URGENSI PELAKSANAAN PUTUSAN MAHKAMAH KONSTITUSI NOMOR 46/PUU-XII/2014 BAGI PERUSAHAAN TELEKOMUNIKASI DAN KONSUMEN DI BIDANG TELEKOMUNIKASI

Arya Khresna Indartono (Fakultas Hukum Universitas Brawijaya)



Article Info

Publish Date
17 Oct 2016

Abstract

Arya Khresna Indartono, Djumikasih, Reka Dewantara Fakultas Hukum Universitas Brawijaya Email: Arya.khresna@gmail.com   Abstraksi   Salah satu kewenangan Mahkamah Konstitusi adalah melakukan judicial review berupa wewenang menyelidiki dan menilai apakah suatu peraturan perundang undangan sesuai atau bertentangan dengan peraturan perundang undangan yang lebih tinggi.

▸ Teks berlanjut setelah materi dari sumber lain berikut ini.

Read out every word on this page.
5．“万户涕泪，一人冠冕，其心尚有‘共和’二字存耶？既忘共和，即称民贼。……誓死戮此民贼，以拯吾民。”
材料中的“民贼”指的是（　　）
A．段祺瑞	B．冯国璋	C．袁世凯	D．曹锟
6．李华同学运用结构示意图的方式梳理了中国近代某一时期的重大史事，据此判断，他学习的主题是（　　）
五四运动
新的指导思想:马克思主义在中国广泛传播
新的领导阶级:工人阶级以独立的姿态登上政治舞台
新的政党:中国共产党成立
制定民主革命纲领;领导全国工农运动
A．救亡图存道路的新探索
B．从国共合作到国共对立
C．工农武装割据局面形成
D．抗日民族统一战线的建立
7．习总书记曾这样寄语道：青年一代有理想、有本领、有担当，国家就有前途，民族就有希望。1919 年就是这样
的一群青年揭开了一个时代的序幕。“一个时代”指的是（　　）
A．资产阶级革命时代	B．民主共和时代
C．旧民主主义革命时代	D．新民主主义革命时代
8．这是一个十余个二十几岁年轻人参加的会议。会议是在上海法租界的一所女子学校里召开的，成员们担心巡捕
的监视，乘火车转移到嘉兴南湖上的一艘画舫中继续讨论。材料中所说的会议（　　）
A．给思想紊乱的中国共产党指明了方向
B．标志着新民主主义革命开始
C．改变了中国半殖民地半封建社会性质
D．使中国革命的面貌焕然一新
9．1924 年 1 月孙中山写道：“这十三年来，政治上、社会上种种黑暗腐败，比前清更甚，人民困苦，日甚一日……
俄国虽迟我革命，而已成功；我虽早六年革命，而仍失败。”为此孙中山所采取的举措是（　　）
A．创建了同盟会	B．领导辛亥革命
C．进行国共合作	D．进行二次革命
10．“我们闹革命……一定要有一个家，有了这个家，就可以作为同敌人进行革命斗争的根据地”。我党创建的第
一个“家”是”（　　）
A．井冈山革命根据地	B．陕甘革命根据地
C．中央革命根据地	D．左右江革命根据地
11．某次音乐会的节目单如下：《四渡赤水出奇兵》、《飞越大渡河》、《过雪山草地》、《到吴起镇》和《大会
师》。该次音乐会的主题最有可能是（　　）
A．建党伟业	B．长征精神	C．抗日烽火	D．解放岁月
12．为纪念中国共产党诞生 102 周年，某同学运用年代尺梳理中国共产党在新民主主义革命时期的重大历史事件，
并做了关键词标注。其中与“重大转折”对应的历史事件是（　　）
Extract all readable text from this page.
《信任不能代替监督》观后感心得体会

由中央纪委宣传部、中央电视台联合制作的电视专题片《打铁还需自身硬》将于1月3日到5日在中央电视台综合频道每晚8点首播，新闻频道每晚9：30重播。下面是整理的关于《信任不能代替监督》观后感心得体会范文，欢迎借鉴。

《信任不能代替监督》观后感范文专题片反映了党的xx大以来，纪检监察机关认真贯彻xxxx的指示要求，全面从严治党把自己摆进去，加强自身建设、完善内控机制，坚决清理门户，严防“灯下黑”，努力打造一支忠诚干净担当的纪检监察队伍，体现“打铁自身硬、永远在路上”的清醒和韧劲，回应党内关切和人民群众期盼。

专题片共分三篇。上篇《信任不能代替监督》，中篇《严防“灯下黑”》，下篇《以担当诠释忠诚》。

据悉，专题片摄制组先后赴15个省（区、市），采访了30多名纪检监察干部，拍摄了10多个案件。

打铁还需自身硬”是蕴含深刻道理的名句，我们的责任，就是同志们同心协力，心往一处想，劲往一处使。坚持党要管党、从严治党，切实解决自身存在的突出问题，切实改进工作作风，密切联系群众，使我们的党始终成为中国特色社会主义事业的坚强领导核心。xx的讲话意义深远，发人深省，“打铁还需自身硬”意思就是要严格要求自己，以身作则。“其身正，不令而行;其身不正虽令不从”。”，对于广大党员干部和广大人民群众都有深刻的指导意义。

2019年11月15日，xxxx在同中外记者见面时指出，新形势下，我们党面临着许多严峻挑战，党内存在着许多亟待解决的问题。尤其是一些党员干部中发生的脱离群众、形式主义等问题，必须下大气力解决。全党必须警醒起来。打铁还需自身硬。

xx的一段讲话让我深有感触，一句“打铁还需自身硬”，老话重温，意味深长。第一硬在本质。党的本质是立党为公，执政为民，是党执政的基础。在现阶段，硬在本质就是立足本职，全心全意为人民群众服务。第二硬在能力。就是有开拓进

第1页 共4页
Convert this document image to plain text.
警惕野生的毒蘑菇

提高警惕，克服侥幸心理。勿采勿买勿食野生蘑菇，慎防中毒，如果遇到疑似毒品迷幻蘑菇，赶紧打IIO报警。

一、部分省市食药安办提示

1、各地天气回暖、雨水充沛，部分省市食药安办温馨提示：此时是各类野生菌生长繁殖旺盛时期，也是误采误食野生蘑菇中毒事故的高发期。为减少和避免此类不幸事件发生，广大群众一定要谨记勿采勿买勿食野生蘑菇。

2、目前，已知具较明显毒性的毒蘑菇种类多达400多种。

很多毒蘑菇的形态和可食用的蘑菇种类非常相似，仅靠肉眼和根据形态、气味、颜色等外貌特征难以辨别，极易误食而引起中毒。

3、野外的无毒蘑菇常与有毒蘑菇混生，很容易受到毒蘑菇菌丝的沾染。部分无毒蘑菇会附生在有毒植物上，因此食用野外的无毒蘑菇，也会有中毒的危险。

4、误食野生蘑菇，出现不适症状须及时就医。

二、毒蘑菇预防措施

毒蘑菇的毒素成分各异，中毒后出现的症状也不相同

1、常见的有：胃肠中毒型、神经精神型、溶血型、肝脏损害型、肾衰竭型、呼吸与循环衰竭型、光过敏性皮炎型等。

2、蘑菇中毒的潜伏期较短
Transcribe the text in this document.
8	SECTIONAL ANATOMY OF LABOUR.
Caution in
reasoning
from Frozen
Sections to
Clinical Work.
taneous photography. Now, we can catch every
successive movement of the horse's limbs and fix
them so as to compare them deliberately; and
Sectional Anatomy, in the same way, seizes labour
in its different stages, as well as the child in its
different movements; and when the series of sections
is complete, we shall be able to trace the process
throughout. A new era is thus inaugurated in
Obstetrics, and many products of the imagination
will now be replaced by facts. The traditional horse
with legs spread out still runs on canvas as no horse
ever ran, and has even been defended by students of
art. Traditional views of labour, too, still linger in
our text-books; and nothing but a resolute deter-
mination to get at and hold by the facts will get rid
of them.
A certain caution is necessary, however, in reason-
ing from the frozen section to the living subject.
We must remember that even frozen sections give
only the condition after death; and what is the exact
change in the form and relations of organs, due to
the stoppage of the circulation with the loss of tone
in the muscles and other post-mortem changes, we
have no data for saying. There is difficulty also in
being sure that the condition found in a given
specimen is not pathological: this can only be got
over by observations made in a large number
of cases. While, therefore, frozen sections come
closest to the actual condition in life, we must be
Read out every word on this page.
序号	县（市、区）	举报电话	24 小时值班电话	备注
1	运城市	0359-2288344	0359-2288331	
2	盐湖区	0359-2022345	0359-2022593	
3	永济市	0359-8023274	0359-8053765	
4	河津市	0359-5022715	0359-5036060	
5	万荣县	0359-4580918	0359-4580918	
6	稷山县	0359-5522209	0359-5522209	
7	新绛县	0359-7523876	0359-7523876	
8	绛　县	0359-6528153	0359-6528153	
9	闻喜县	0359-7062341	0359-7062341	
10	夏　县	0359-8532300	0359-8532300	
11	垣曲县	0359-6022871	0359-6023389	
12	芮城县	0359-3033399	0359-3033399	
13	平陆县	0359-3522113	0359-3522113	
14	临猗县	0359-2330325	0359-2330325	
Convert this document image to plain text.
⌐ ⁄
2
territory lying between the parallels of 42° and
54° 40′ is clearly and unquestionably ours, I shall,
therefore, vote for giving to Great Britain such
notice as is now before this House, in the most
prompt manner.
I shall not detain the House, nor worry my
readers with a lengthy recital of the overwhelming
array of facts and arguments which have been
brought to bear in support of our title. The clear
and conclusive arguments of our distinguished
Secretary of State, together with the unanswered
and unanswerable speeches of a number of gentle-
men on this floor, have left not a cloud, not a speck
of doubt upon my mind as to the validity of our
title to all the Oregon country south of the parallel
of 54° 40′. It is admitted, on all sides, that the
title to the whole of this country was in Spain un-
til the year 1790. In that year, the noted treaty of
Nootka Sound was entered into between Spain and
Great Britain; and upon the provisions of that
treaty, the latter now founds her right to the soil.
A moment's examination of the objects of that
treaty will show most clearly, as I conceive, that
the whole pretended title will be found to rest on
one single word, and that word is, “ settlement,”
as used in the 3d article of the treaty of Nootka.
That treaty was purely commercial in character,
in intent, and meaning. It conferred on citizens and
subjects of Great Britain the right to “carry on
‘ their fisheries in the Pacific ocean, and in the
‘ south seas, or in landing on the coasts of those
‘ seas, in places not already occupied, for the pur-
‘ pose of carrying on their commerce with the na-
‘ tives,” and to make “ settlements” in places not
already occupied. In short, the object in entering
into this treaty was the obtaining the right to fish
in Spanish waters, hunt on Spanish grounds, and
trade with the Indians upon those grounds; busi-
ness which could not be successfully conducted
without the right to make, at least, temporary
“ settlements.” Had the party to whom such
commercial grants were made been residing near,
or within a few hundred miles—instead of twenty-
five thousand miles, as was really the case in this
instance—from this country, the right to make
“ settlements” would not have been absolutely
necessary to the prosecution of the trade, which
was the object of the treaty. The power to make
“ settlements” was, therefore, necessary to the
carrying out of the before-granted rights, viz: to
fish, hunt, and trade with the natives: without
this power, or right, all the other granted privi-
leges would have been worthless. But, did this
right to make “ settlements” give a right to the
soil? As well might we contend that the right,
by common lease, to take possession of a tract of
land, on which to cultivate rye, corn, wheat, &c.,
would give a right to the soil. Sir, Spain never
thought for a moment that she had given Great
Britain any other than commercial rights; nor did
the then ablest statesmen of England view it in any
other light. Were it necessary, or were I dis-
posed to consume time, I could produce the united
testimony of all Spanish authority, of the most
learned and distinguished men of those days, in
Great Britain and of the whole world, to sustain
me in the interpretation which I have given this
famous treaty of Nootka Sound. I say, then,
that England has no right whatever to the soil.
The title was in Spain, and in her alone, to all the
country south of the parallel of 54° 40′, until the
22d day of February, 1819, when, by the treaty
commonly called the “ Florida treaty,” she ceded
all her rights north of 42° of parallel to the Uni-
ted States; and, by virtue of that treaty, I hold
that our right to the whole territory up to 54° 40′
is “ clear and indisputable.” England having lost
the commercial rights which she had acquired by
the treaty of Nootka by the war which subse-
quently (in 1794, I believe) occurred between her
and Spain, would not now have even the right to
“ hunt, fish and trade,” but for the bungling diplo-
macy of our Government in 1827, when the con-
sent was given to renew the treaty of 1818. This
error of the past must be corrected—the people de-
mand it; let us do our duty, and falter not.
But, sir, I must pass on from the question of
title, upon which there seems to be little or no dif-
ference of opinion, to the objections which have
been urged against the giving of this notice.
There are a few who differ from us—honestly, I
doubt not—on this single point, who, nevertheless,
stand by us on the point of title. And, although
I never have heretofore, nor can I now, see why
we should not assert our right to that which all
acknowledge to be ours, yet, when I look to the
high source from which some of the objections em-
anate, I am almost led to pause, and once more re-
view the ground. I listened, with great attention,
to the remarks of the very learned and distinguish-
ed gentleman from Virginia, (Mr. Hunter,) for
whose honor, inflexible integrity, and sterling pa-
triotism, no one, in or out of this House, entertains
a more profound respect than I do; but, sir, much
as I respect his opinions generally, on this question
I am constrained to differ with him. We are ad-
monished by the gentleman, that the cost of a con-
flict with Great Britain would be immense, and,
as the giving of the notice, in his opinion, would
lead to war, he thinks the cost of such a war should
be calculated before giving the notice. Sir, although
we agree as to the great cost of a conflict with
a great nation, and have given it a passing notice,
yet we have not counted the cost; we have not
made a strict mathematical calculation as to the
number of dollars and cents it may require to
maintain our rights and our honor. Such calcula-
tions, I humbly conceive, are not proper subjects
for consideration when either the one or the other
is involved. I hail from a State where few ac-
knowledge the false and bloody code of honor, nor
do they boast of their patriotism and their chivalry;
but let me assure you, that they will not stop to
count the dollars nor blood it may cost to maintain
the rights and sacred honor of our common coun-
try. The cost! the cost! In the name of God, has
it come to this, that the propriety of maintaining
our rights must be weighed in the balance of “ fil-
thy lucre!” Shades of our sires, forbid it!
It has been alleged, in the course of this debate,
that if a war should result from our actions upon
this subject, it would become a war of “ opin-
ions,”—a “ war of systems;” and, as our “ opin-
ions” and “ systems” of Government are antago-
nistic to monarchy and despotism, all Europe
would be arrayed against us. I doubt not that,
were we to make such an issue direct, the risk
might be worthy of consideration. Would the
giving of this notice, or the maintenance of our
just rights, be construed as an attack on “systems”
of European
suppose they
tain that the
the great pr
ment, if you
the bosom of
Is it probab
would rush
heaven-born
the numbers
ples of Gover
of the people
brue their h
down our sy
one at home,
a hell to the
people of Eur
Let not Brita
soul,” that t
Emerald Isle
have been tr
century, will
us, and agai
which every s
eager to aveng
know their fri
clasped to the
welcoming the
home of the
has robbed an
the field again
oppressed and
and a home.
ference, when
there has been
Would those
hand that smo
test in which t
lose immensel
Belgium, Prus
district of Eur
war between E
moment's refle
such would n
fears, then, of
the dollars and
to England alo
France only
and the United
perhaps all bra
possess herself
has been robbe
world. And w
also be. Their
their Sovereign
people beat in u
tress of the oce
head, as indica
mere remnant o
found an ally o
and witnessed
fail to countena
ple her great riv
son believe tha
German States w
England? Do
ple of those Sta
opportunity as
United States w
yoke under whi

PT. Kame Komunikasi Indonesia mengajukan judicial review atas pasal 124 UU 28/2009 tentang PDRD, yang dianggap bertentangan dengan pasal 28D dan 28F UUD 1945. Mereka merasa telah dirugikan atasa berlakunya pasal 124 UU 28/2009 tentang PDRD, atas berlakunya pasal tersebut perusahaan telekomunikasi harus membayar biaya retribusi yang sangat besar dan akibatnya tidak tercapainya biaya telekomunikasi yang murah dan terjangkau. Setelah putusan dikabulkan perusahaan telekomunikasi tidak mewujudkan biaya telekomunikasi yang murah dan terjangkau, bahkan tarif cenderung lebih mahal. Penulis melakukan analisis dengan menggunakan metode penelitian yuridis normatif dan metode pendekatan pendekatan kasus dan perundang-undangan. Bahan hukum yang digunakan adalah bahan hukum primer dan sekunder lalu dianalisis dengan menggunakan teknik analisis deskriptif analitis. Hasil analisis menunjukann perlunya kepastian hukum atas rumusan penarikan retribusi menara telekomunikasi agar terciptanya biaya telekomunikasi yang murah dan terjangkau, serta harus adanya keterbukaan informasi antara pelaku usaha dalam hal ini perusahaan telekomunikasi, dengan konsumen perusahaan telekomunikasi agar konsumen tidak lagi menjadi pihak yang dirugikan atas kebijakan yang dilakukan oleh perusahaan telekomunikasi dalam hal ini tarif telekomunikasi. Kata kunci: Putusan Mahkamah Konstitusi Nomor 46/PUU-XII/2014, penetapan tarif telekomunikasi, konsumen perusahaan telekomunikasi.